For Rachael Denhollander, a lawyer and a former gymnast who was the first person to publicly accuse Nassar of assault, the details in the report showed “an incredibly deep level of betrayal” that did not come as a surprise.
“When I came forward, I fully expected multiple levels of botched investigations and cover-ups because that’s what survivors are up against,” she said, adding that she assumed Nassar was abusing other women because he had worked with the national team for four years before abusing her, and she knew how abusers worked.
“This is what survivors are up against,” she said. “And they constantly get asked the question, ‘Why don’t survivors report?’ This is why.”
Earlier this year on May 14, the Justice Department notified the inspector general that it was not opening a new investigation into whether the supervisory special agent had made false statements during interviews with the inspector general. The FBI said that agent was no longer a supervisor and was not working on FBI matters. It said the agent’s conduct was set for review by the bureau’s Office of Professional Responsibility.
Sen. Richard Blumenthal, D-Conn., who worked with Sen.

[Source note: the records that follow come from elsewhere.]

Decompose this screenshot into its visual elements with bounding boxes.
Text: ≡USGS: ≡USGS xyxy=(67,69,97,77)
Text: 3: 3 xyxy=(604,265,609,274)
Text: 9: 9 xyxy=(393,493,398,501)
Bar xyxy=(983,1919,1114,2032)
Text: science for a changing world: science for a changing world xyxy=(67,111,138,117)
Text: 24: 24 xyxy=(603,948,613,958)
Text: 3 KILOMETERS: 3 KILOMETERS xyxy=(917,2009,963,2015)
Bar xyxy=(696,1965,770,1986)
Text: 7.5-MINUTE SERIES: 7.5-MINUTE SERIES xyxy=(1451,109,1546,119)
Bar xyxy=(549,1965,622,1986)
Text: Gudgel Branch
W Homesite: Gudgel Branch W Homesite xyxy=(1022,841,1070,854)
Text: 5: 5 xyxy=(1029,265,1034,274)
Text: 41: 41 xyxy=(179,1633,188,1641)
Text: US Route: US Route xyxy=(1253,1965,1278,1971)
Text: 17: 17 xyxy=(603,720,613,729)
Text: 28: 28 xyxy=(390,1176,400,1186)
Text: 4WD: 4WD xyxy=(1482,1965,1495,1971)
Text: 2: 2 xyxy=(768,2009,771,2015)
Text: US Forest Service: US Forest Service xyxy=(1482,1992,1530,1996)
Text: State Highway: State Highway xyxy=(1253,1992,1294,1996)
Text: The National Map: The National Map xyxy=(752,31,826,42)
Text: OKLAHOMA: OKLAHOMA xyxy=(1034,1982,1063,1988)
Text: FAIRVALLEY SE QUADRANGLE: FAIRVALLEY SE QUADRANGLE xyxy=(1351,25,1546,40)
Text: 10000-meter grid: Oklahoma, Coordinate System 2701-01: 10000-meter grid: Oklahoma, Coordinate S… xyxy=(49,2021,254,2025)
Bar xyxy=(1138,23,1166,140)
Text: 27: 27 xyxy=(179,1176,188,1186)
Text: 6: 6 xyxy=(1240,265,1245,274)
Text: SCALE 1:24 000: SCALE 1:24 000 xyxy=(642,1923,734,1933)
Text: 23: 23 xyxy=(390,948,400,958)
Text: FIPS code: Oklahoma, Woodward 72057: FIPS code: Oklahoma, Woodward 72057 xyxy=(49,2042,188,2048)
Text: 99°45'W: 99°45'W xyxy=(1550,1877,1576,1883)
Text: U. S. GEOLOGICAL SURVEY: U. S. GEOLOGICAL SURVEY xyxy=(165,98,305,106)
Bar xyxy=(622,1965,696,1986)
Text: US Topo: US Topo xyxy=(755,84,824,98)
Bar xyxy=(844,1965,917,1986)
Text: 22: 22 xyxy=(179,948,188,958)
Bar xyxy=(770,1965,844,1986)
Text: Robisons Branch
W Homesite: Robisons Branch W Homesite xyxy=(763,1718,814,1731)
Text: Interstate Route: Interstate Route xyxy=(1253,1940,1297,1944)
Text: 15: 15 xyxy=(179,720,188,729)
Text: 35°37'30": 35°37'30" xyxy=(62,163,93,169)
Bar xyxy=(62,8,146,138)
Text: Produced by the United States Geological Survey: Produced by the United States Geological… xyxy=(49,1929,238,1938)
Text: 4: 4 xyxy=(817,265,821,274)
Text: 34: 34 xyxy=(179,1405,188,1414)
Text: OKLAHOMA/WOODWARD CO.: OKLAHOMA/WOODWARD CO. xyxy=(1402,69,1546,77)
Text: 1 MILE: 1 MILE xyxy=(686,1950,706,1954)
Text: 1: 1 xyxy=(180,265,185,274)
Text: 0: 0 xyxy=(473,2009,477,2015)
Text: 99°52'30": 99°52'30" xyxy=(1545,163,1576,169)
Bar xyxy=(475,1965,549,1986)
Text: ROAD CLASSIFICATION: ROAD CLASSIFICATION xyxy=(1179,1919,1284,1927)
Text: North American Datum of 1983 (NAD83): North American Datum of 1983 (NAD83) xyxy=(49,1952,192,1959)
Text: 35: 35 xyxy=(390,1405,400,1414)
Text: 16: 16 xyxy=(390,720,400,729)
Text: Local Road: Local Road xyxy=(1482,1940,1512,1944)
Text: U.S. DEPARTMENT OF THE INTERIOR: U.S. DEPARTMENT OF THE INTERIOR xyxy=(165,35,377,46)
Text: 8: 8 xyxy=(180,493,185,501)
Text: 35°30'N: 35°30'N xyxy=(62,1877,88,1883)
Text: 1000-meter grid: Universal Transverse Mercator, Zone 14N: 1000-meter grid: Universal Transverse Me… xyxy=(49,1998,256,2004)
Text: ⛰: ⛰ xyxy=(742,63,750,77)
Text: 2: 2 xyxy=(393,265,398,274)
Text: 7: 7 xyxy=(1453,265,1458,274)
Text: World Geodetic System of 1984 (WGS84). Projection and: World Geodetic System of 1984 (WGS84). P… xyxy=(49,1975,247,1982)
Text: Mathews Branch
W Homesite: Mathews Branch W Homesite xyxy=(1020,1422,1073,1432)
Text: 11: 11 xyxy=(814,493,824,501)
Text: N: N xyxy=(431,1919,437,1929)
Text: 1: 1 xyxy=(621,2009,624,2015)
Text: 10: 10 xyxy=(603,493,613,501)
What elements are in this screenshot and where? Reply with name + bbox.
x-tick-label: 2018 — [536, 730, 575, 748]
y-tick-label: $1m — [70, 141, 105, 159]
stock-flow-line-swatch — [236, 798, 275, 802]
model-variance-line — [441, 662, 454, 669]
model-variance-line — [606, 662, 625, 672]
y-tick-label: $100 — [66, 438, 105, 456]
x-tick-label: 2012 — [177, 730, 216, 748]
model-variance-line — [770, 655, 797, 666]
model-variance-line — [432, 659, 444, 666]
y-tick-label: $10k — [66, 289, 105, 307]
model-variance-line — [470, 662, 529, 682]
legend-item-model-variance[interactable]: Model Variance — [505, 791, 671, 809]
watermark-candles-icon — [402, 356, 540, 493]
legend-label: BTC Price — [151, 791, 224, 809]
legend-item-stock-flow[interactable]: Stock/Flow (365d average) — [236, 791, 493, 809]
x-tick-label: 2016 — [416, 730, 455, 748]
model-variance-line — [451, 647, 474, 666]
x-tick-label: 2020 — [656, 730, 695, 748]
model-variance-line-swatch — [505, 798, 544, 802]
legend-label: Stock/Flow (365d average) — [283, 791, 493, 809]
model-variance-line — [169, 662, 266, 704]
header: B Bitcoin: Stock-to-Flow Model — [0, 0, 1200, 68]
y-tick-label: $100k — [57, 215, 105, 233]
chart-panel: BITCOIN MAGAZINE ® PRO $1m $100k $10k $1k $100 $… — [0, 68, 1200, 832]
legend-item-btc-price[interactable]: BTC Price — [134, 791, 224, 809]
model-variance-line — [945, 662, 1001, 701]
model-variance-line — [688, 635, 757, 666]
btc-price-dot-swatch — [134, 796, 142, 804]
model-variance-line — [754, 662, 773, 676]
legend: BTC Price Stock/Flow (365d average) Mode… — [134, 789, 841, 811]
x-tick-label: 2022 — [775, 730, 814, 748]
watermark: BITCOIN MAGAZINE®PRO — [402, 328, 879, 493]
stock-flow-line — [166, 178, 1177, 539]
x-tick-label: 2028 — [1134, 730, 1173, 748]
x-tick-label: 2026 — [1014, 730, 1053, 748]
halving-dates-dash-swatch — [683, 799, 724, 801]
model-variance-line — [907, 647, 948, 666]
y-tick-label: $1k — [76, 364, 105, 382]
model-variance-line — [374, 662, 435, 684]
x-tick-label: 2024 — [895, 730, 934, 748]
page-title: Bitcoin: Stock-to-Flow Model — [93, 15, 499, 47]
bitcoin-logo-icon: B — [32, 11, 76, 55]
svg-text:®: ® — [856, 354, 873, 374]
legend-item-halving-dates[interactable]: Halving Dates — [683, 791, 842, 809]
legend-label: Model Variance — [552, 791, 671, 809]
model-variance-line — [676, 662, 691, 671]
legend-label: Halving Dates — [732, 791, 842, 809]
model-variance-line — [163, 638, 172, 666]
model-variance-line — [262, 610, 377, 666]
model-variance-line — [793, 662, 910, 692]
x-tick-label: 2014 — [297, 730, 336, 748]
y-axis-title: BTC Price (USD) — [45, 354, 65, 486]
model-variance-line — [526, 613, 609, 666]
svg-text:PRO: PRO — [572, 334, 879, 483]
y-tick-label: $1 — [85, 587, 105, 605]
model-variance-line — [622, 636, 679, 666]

Jerry Moran, RKan., on a 2019 Senate investigation of the Nassar scandal, called the report “absolutely chilling” and a “gut punch to anyone who cares about effective law enforcement.” He suggested the Senate hold hearings to hold the FBI accountable and said he wanted to know why FBI agents had not been criminally charged for having made false statements.
The FBI in a statement said it had made changes so that similar abuse allegations would be shared promptly within the bureau and with other law enforcement agencies.
“This should not have happened,” the FBI said. “The FBI will never lose sight of the harm that Nassar’s abuse caused. The actions and inactions of certain FBI employees described in the report are inexcusable and a discredit to this organization.”